- IATA: none; ICAO: KNRQ; FAA LID: NRQ;

Summary
- Airport type: Military
- Owner: US Navy
- Location: Santa Rosa County, near Pace, Florida
- Elevation AMSL: 151 ft / 46 m
- Coordinates: 30°37′30″N 87°08′23″W﻿ / ﻿30.62500°N 87.13972°W
- Interactive map of Naval Outlying Landing Field Spencer

Runways
| Direction | Length |  | Surface |
| ft | m |
| 4L/22R | 1,801 | 549 | Asphalt |
| 4R/22L | 1,801 | 549 | Asphalt |
| 9L/27R | 1,801 | 549 | Asphalt |
| 9R/27L | 1,801 | 549 | Asphalt |
| 13L/31R | 1,801 | 549 | Asphalt |
| 13R/31L | 1,801 | 549 | Asphalt |
| 18L/36R | 1,801 | 549 | Asphalt |
| 18R/36L | 1,801 | 549 | Asphalt |

= Naval Outlying Landing Field Spencer =

Naval Outlying Landing Field Spencer is a military airport located two miles (3 km) northeast of Pace, Florida, United States, in Santa Rosa County. It is owned by the United States Navy. NOLF Spencer is one mile north of U.S. Highway 90, 3.5 mi west of the City of Milton, just over 6 mi east of the Escambia River and about 7 mi southwest of NAS Whiting Field.
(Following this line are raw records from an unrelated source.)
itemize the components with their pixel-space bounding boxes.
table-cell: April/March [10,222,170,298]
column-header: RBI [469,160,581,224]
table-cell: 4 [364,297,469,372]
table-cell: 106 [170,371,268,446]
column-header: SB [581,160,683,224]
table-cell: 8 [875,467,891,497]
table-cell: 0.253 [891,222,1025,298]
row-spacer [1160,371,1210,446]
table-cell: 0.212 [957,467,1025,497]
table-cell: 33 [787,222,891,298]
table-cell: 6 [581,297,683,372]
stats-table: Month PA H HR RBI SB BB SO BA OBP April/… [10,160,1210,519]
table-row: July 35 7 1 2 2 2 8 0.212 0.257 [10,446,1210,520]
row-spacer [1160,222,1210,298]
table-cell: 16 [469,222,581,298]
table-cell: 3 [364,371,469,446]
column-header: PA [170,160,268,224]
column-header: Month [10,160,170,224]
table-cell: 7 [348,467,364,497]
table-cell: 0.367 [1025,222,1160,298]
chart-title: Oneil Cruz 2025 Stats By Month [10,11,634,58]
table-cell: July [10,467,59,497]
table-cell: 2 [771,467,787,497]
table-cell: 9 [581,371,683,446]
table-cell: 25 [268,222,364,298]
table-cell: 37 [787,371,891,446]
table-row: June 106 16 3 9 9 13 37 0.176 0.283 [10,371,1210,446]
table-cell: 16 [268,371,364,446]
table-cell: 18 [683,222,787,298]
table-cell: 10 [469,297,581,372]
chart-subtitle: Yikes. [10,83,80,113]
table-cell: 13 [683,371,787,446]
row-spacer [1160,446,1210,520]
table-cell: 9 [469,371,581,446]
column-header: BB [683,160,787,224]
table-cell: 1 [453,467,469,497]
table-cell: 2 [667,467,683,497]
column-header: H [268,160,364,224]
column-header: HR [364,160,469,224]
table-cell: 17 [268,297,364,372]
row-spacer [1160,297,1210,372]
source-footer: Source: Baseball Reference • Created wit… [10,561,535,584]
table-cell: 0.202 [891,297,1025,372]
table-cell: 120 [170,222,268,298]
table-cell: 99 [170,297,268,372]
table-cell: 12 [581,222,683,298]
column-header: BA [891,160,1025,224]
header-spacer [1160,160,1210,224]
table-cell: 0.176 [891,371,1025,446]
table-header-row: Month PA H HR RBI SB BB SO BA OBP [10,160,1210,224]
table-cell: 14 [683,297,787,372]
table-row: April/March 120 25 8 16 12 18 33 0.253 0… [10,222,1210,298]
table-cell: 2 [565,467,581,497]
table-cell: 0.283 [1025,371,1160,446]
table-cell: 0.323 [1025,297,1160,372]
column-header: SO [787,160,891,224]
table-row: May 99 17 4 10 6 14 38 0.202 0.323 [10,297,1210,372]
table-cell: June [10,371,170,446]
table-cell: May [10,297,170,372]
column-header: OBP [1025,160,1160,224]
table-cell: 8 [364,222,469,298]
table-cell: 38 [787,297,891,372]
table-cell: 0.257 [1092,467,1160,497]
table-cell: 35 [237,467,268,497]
This airfield is situated on 640 acre and has eight runways, all 1800 ft long by 200 ft wide. These runways are arranged to make two squares, one whose vertices approximately point north, south, east and west, and another which lies directly on top but is rotated 45°.

Its mission is to support helicopter operations of the Naval Air Training Command, and it remains under the control of Commander, Training Air Wing FIVE at nearby NAS Whiting Field.

Although most U.S. airports use the same three-letter location identifier for the FAA and IATA, Naval Outlying Landing Field Spencer is assigned NRQ by the FAA but has no designation from the IATA.